そもそもなぜこの地がバイオリン職人の聖地となったか、については諸説あるそうであまりよくわかっていません。

ストラディバリが生きたのは1640年代~1737年なんですが、それから遥か前の1160年~1170年あたりに建てられたクレモナ大聖堂は明らかに音楽活動の拠点だった痕跡が残っているそうです。

クレモナが本格的に音楽の中心地になっていったのは、クレモナの司教だったグレゴリウス14世の時世(1590~91)からで、彼がクレモナの音楽家たちの本格的なスポンサーになったことがきっかけで、クレモナは徐々に音楽の街としての地盤を固めていったとのことです。

ちなみにグレゴリウス14世は世界史の教科書には出てこないですが、あのフランスブルボン朝初代国王アンリ4世を破門にした教皇です。グレゴリ暦を採用したグレゴリウス13世の方が有名ですね。

話を戻すと、当時はイタリアという地域は当時はバラバラで国家という概念はなく、ヴェネツィア共和国やミラノ公国などの複数の都市国家同士がシノギを削っているという常に不安定な状況でした。

なのでクレモナもヴェネツィア共和国の一部だったこともあるしミラノ公国の一部だったこともあります。さらにはスペインやフランスの支配下だったこともあります。

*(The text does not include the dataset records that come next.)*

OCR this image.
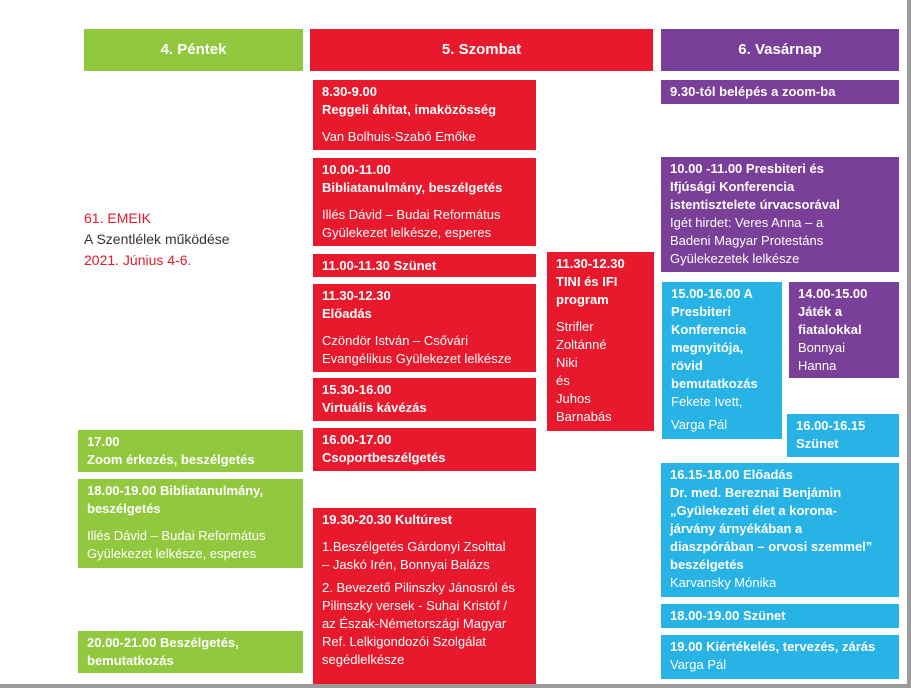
4. Péntek	5. Szombat	6. Vasárnap
61. EMEIK
A Szentlélek működése
2021. Június 4-6.
17.00
Zoom érkezés, beszélgetés
18.00-19.00 Bibliatanulmány,
beszélgetés
Illés Dávid – Budai Református
Gyülekezet lelkésze, esperes
20.00-21.00 Beszélgetés,
bemutatkozás
8.30-9.00
Reggeli áhítat, imaközösség
Van Bolhuis-Szabó Emőke
10.00-11.00
Bibliatanulmány, beszélgetés
Illés Dávid – Budai Református
Gyülekezet lelkésze, esperes
11.00-11.30 Szünet
11.30-12.30
Előadás
Czöndör István – Csővári
Evangélikus Gyülekezet lelkésze
15.30-16.00
Virtuális kávézás
16.00-17.00
Csoportbeszélgetés
19.30-20.30 Kultúrest
1.Beszélgetés Gárdonyi Zsolttal
– Jaskó Irén, Bonnyai Balázs
2. Bevezető Pilinszky Jánosról és
Pilinszky versek - Suhai Kristóf /
az Észak-Németországi Magyar
Ref. Lelkigondozói Szolgálat
segédlelkésze
11.30-12.30
TINI és IFI
program
Strifler
Zoltánné
Niki
és
Juhos
Barnabás
9.30-tól belépés a zoom-ba
10.00 -11.00 Presbiteri és
Ifjúsági Konferencia
istentisztelete úrvacsorával
Igét hirdet: Veres Anna – a
Badeni Magyar Protestáns
Gyülekezetek lelkésze
15.00-16.00 A
Presbiteri
Konferencia
megnyitója,
rövid
bemutatkozás
Fekete Ivett,
Varga Pál
14.00-15.00
Játék a
fiatalokkal
Bonnyai
Hanna
16.00-16.15
Szünet
16.15-18.00 Előadás
Dr. med. Bereznai Benjámin
„Gyülekezeti élet a korona-
járvány árnyékában a
diaszpórában – orvosi szemmel”
beszélgetés
Karvansky Mónika
18.00-19.00 Szünet
19.00 Kiértékelés, tervezés, zárás
Varga Pál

そんな中、クレモナは大国同士の争いに常に巻き込まれながらも、楽器の街としてなんとか生き残ろうと頑張っていましたが、少しずつ衰退の一途をたどっていました。

1737年のストラディバリの死後は後継者がいなかったので、ストラディバリの用いた製法は失われています。

そして1745年にはほとんどの楽器職人がクレモナから去り、クレモナでの弦楽器製作の伝統もいったんは途切れてしまいました

最終的にクレモナがバイオリン職人が活躍する街として現在の地位に至ったのは、皮肉なことにあのムッソリーニの功績です。

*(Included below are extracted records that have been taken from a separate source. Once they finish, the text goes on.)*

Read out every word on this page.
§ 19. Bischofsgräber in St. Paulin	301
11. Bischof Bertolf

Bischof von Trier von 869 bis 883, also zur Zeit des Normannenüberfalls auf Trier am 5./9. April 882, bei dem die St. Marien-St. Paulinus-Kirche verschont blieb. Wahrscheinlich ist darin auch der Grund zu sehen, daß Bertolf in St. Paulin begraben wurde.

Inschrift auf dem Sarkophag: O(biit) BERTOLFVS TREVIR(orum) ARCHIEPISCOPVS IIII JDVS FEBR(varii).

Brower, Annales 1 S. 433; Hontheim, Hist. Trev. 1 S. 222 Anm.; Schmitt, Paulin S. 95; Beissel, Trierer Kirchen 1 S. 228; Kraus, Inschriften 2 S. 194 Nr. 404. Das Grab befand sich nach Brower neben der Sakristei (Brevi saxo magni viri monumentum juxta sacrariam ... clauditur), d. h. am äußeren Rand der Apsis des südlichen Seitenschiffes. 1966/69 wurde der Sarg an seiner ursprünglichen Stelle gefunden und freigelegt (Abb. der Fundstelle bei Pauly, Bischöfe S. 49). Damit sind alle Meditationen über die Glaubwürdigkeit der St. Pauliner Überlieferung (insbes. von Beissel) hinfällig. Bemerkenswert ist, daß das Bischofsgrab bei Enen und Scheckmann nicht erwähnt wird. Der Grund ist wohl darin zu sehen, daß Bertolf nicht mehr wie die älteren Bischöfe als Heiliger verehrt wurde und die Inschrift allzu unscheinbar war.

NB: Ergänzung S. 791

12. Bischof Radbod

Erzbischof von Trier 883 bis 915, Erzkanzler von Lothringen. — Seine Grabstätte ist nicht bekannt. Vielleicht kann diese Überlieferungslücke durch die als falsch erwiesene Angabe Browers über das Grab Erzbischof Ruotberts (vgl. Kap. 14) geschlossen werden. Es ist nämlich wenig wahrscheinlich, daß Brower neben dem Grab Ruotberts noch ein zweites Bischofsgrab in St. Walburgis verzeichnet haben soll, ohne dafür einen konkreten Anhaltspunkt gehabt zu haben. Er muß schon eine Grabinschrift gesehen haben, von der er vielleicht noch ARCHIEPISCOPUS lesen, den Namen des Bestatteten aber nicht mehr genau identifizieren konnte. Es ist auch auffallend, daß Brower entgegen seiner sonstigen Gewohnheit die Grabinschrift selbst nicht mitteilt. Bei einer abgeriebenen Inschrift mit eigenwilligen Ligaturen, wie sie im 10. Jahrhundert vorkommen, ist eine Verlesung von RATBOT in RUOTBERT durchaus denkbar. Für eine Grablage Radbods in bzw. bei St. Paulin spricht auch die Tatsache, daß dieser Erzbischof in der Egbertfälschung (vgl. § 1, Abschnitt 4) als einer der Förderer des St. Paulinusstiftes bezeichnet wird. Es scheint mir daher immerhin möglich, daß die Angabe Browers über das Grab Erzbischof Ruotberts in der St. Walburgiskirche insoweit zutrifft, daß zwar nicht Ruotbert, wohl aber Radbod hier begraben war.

彼はイタリアの軍事力を高めるために国内産業の徹底的な強化を行いました。公共事業として多くの投資をし、国の生産能力を高めて他国との競争に勝とうとしました。

もちろんどこの国でもそうしていたんですが、ムッソリーニはその過程で、クレモナの楽器製造事業を支援し、楽器職人に最高の環境を与えていったんです。

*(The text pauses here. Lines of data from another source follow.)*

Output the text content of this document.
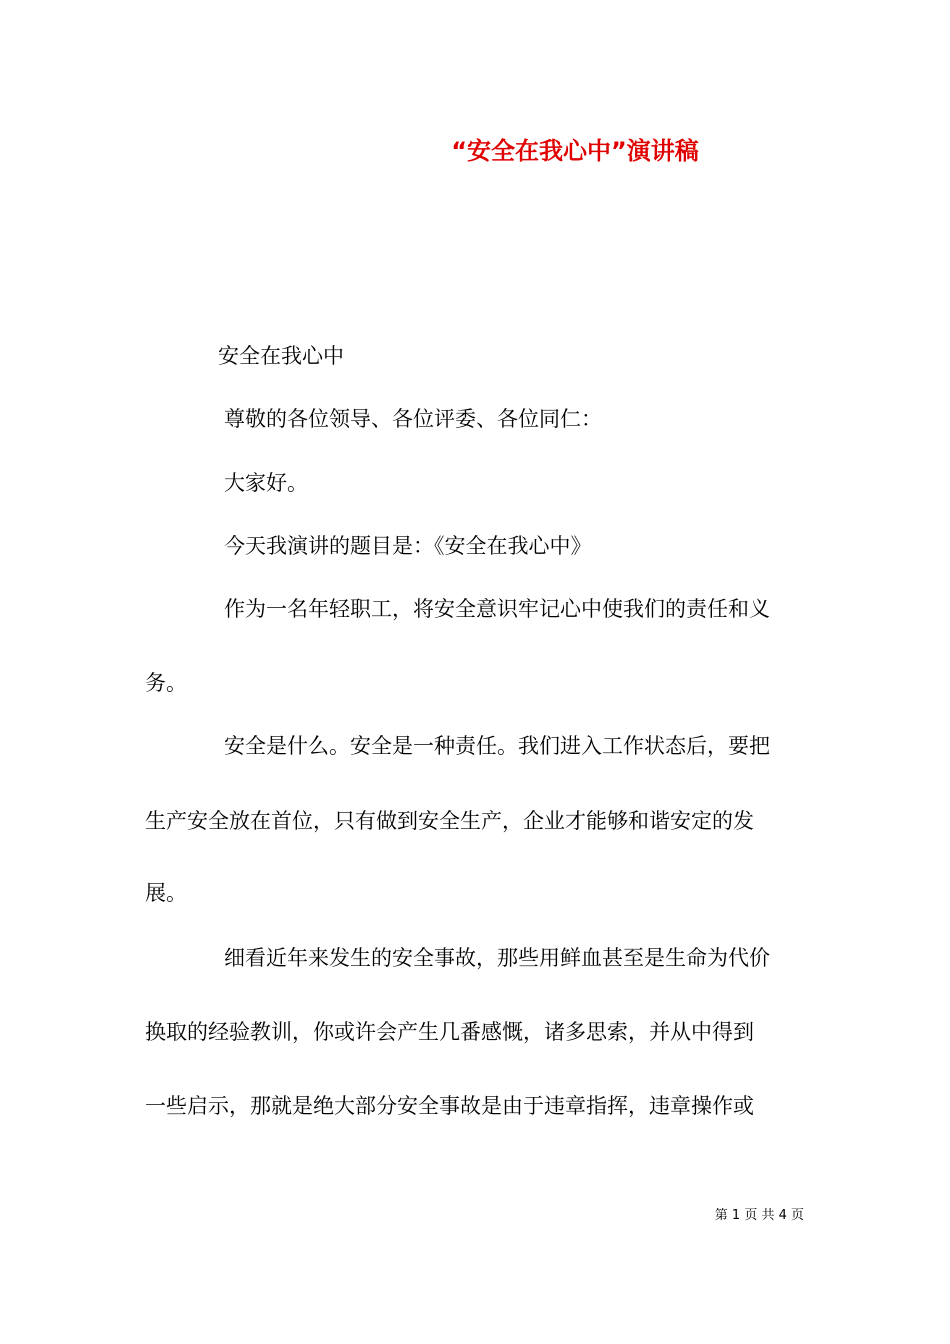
“安全在我心中”演讲稿
安全在我心中
尊敬的各位领导、各位评委、各位同仁：
大家好。
今天我演讲的题目是：《安全在我心中》
作为一名年轻职工，将安全意识牢记心中使我们的责任和义
务。
安全是什么。安全是一种责任。我们进入工作状态后，要把
生产安全放在首位，只有做到安全生产，企业才能够和谐安定的发
展。
细看近年来发生的安全事故，那些用鲜血甚至是生命为代价
换取的经验教训，你或许会产生几番感慨，诸多思索，并从中得到
一些启示，那就是绝大部分安全事故是由于违章指挥，违章操作或
第 1 页 共 4 页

ただもちろん、ストラディバリのバイオリン製造技術はもう失われていたので、クレモナ外のいろんな地区から移入された製造技術を取り入れて1700年代に全盛だった「楽器製作の街」を復興するという意味での支援でした。

そして結果的にクレモナは現在に至る、世界の楽器職人が集まる街、という地位を固めることになったんですね。

当時のストラディバリの弦楽器製造技術を再現する試みは現在も続いています。